The New Jersey departments of Health and Agriculture are encouraging residents to take certain health and safety precautions.
Interacting with farm animals can be both educational and fun, said Dr. Darby McDermott, New Jersey public health veterinarian at the Department of Health.
What kind of illnesses can humans contract from farm animals?
But farm animals, even the healthy ones, can carry germs that can cause illnesses in humans, she said.
Some of those illnesses can be spread when a person either touches or pets an animal, and then eats or touches his or her mouth. Oftentimes, those illnesses can cause different gastrointestinal discomfort including nausea, abdominal pain, diarrhea, and vomiting.
How can people stay healthy around farm animals?

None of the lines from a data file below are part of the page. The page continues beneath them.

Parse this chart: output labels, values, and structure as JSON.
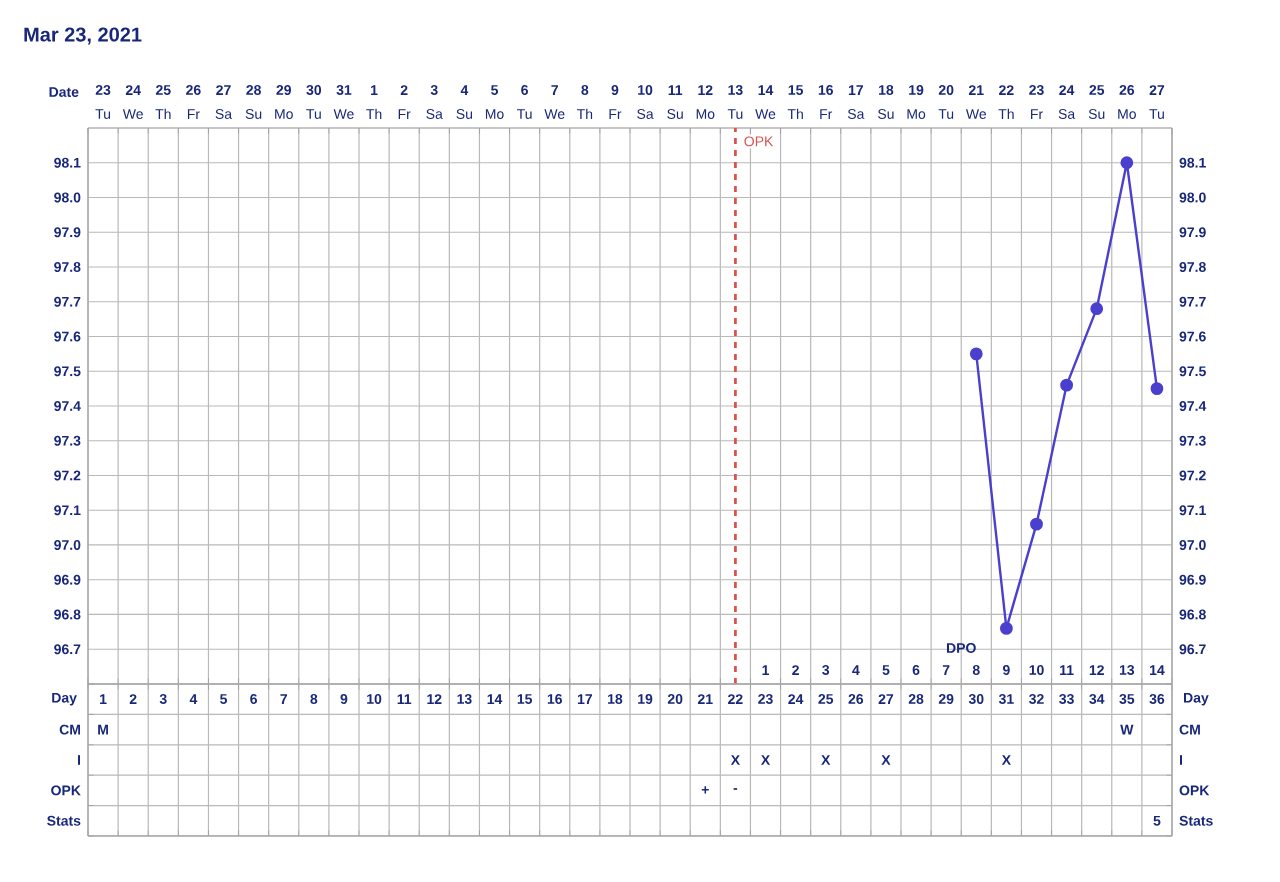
{
  "chart_data": [
    {
      "type": "line",
      "title": "Mar 23, 2021",
      "categories": [
        "Tu",
        "We",
        "Th",
        "Fr",
        "Sa",
        "Su",
        "Mo",
        "Tu",
        "We",
        "Th",
        "Fr",
        "Sa",
        "Su",
        "Mo",
        "Tu",
        "We",
        "Th",
        "Fr",
        "Sa",
        "Su",
        "Mo",
        "Tu",
        "We",
        "Th",
        "Fr",
        "Sa",
        "Su",
        "Mo",
        "Tu",
        "We",
        "Th",
        "Fr",
        "Sa",
        "Su",
        "Mo",
        "Tu"
      ],
      "x2label": "Date",
      "x2lim": [
        "2021-03-22T12:00",
        "2021-04-27T12:00"
      ],
      "x2ticks": [
        {
          "value": "2021-03-23",
          "label": "23"
        },
        {
          "value": "2021-03-24",
          "label": "24"
        },
        {
          "value": "2021-03-25",
          "label": "25"
        },
        {
          "value": "2021-03-26",
          "label": "26"
        },
        {
          "value": "2021-03-27",
          "label": "27"
        },
        {
          "value": "2021-03-28",
          "label": "28"
        },
        {
          "value": "2021-03-29",
          "label": "29"
        },
        {
          "value": "2021-03-30",
          "label": "30"
        },
        {
          "value": "2021-03-31",
          "label": "31"
        },
        {
          "value": "2021-04-01",
          "label": "1"
        },
        {
          "value": "2021-04-02",
          "label": "2"
        },
        {
          "value": "2021-04-03",
          "label": "3"
        },
        {
          "value": "2021-04-04",
          "label": "4"
        },
        {
          "value": "2021-04-05",
          "label": "5"
        },
        {
          "value": "2021-04-06",
          "label": "6"
        },
        {
          "value": "2021-04-07",
          "label": "7"
        },
        {
          "value": "2021-04-08",
          "label": "8"
        },
        {
          "value": "2021-04-09",
          "label": "9"
        },
        {
          "value": "2021-04-10",
          "label": "10"
        },
        {
          "value": "2021-04-11",
          "label": "11"
        },
        {
          "value": "2021-04-12",
          "label": "12"
        },
        {
          "value": "2021-04-13",
          "label": "13"
        },
        {
          "value": "2021-04-14",
          "label": "14"
        },
        {
          "value": "2021-04-15",
          "label": "15"
        },
        {
          "value": "2021-04-16",
          "label": "16"
        },
        {
          "value": "2021-04-17",
          "label": "17"
        },
        {
          "value": "2021-04-18",
          "label": "18"
        },
        {
          "value": "2021-04-19",
          "label": "19"
        },
        {
          "value": "2021-04-20",
          "label": "20"
        },
        {
          "value": "2021-04-21",
          "label": "21"
        },
        {
          "value": "2021-04-22",
          "label": "22"
        },
        {
          "value": "2021-04-23",
          "label": "23"
        },
        {
          "value": "2021-04-24",
          "label": "24"
        },
        {
          "value": "2021-04-25",
          "label": "25"
        },
        {
          "value": "2021-04-26",
          "label": "26"
        },
        {
          "value": "2021-04-27",
          "label": "27"
        }
      ],
      "ylim": [
        96.6,
        98.2
      ],
      "yticks": [
        {
          "value": 96.7,
          "label": "96.7"
        },
        {
          "value": 96.8,
          "label": "96.8"
        },
        {
          "value": 96.9,
          "label": "96.9"
        },
        {
          "value": 97.0,
          "label": "97.0"
        },
        {
          "value": 97.1,
          "label": "97.1"
        },
        {
          "value": 97.2,
          "label": "97.2"
        },
        {
          "value": 97.3,
          "label": "97.3"
        },
        {
          "value": 97.4,
          "label": "97.4"
        },
        {
          "value": 97.5,
          "label": "97.5"
        },
        {
          "value": 97.6,
          "label": "97.6"
        },
        {
          "value": 97.7,
          "label": "97.7"
        },
        {
          "value": 97.8,
          "label": "97.8"
        },
        {
          "value": 97.9,
          "label": "97.9"
        },
        {
          "value": 98.0,
          "label": "98.0"
        },
        {
          "value": 98.1,
          "label": "98.1"
        }
      ],
      "y2lim": [
        96.6,
        98.2
      ],
      "y2ticks": [
        {
          "value": 96.7,
          "label": "96.7"
        },
        {
          "value": 96.8,
          "label": "96.8"
        },
        {
          "value": 96.9,
          "label": "96.9"
        },
        {
          "value": 97.0,
          "label": "97.0"
        },
        {
          "value": 97.1,
          "label": "97.1"
        },
        {
          "value": 97.2,
          "label": "97.2"
        },
        {
          "value": 97.3,
          "label": "97.3"
        },
        {
          "value": 97.4,
          "label": "97.4"
        },
        {
          "value": 97.5,
          "label": "97.5"
        },
        {
          "value": 97.6,
          "label": "97.6"
        },
        {
          "value": 97.7,
          "label": "97.7"
        },
        {
          "value": 97.8,
          "label": "97.8"
        },
        {
          "value": 97.9,
          "label": "97.9"
        },
        {
          "value": 98.0,
          "label": "98.0"
        },
        {
          "value": 98.1,
          "label": "98.1"
        }
      ],
      "series": [
        {
          "color": "#4b3fce",
          "values": [
            null,
            null,
            null,
            null,
            null,
            null,
            null,
            null,
            null,
            null,
            null,
            null,
            null,
            null,
            null,
            null,
            null,
            null,
            null,
            null,
            null,
            null,
            null,
            null,
            null,
            null,
            null,
            null,
            null,
            97.55,
            96.76,
            97.06,
            97.46,
            97.68,
            98.1,
            97.45
          ]
        }
      ],
      "marker": "circle",
      "grid": true,
      "ref_lines": [
        {
          "axis": "x2",
          "value": "2021-04-13",
          "label": "OPK",
          "color": "#d9534f",
          "line_style": "dashed"
        }
      ]
    },
    {
      "type": "heatmap",
      "xlabel": "Day",
      "categories": [
        "1",
        "2",
        "3",
        "4",
        "5",
        "6",
        "7",
        "8",
        "9",
        "10",
        "11",
        "12",
        "13",
        "14",
        "15",
        "16",
        "17",
        "18",
        "19",
        "20",
        "21",
        "22",
        "23",
        "24",
        "25",
        "26",
        "27",
        "28",
        "29",
        "30",
        "31",
        "32",
        "33",
        "34",
        "35",
        "36"
      ],
      "x2label": "DPO",
      "x2lim": [
        -21.5,
        14.5
      ],
      "x2ticks": [
        1,
        2,
        3,
        4,
        5,
        6,
        7,
        8,
        9,
        10,
        11,
        12,
        13,
        14
      ],
      "y_categories": [
        "CM",
        "I",
        "OPK",
        "Stats"
      ],
      "y2_categories": [
        "CM",
        "I",
        "OPK",
        "Stats"
      ],
      "cells": [
        [
          null,
          null,
          null,
          null,
          null,
          null,
          null,
          null,
          null,
          null,
          null,
          null,
          null,
          null,
          null,
          null,
          null,
          null,
          null,
          null,
          null,
          null,
          null,
          null,
          null,
          null,
          null,
          null,
          null,
          null,
          null,
          null,
          null,
          null,
          null,
          null
        ],
        [
          null,
          null,
          null,
          null,
          null,
          null,
          null,
          null,
          null,
          null,
          null,
          null,
          null,
          null,
          null,
          null,
          null,
          null,
          null,
          null,
          null,
          null,
          null,
          null,
          null,
          null,
          null,
          null,
          null,
          null,
          null,
          null,
          null,
          null,
          null,
          null
        ],
        [
          null,
          null,
          null,
          null,
          null,
          null,
          null,
          null,
          null,
          null,
          null,
          null,
          null,
          null,
          null,
          null,
          null,
          null,
          null,
          null,
          null,
          null,
          null,
          null,
          null,
          null,
          null,
          null,
          null,
          null,
          null,
          null,
          null,
          null,
          null,
          null
        ],
        [
          null,
          null,
          null,
          null,
          null,
          null,
          null,
          null,
          null,
          null,
          null,
          null,
          null,
          null,
          null,
          null,
          null,
          null,
          null,
          null,
          null,
          null,
          null,
          null,
          null,
          null,
          null,
          null,
          null,
          null,
          null,
          null,
          null,
          null,
          null,
          null
        ]
      ],
      "cell_labels": [
        [
          "M",
          null,
          null,
          null,
          null,
          null,
          null,
          null,
          null,
          null,
          null,
          null,
          null,
          null,
          null,
          null,
          null,
          null,
          null,
          null,
          null,
          null,
          null,
          null,
          null,
          null,
          null,
          null,
          null,
          null,
          null,
          null,
          null,
          null,
          "W",
          null
        ],
        [
          null,
          null,
          null,
          null,
          null,
          null,
          null,
          null,
          null,
          null,
          null,
          null,
          null,
          null,
          null,
          null,
          null,
          null,
          null,
          null,
          null,
          "X",
          "X",
          null,
          "X",
          null,
          "X",
          null,
          null,
          null,
          "X",
          null,
          null,
          null,
          null,
          null
        ],
        [
          null,
          null,
          null,
          null,
          null,
          null,
          null,
          null,
          null,
          null,
          null,
          null,
          null,
          null,
          null,
          null,
          null,
          null,
          null,
          null,
          "+",
          "-",
          null,
          null,
          null,
          null,
          null,
          null,
          null,
          null,
          null,
          null,
          null,
          null,
          null,
          null
        ],
        [
          null,
          null,
          null,
          null,
          null,
          null,
          null,
          null,
          null,
          null,
          null,
          null,
          null,
          null,
          null,
          null,
          null,
          null,
          null,
          null,
          null,
          null,
          null,
          null,
          null,
          null,
          null,
          null,
          null,
          null,
          null,
          null,
          null,
          null,
          null,
          "5"
        ]
      ],
      "grid": true
    }
  ]
}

McDermott said it is so important for everyone to wash their hands thoroughly with soap and water immediately after touching farm animals, or anything in the area where they live in roam. Wash hands after handling animal food, supplies, bowls, or equipment, or after leaving the animal areas, even if you don't actually touch the animals.
If soap and water are not immediately available, she said to use an alcohol-based hand sanitizer that contains at least 60% alcohol. But then wash your hands as soon as possible.
Do not eat or drink in areas where animals live or roam. Do not share your food with the animals, she added.
Children should be properly supervised. Parents and guardians should help them wash their hands thoroughly as well. McDermott said to make sure kids don't take part in any hand and mouth activities such as nail-biting, or finger-sucking. Don't let kids sit or play on the ground in the animal areas and certainly keep any toys or pacifiers away from such areas.
Children 5 years old and younger should not have contact with reptiles, amphibians, or live poultry like chickens because these animals are more likely to make them sick as well.
Do not consume raw milk or soft cheeses and other products made from raw milk. In about half of the states in the U.S., including New Jersey, the sale of raw milk directly to consumers is illegal. More information on the health risks of raw milk can be found here.
How to prevent kicks and bites from farm animals?
McDermott said animals do not like to be surprised. They will usually react by biting or kicking out, which can cause injuries. Be very cautious around farm animals. She said do not stand directly behind them or approach them from the rear. Don't grab their tails or put fingers near an animal's mouth.
She said if someone is bitten by a farm animal, thoroughly wash the bite and seek medical care as soon as possible.
How to protect ourselves during tick and mosquito season?
Ticks and mosquitoes are out and about which can cause illnesses in humans such as Lyme disease and West Nile Virus, said McDermott.
Use insect repellent when outside and sunscreen too. Apply the sunscreen first, then the repellent second.
Check your and your child's body for ticks, If you find an attached tick, remove it right away using clean tweezers with a fine tip. Clean the bite area with rubbing alcohol, soap, and water.
Seek medical attention if a rash, infection, or flu-like symptoms develop following a tick bite.
Taking a few precautions around farm animals, ticks and mosquitoes can go a long way to keep people healthy, McDermott said.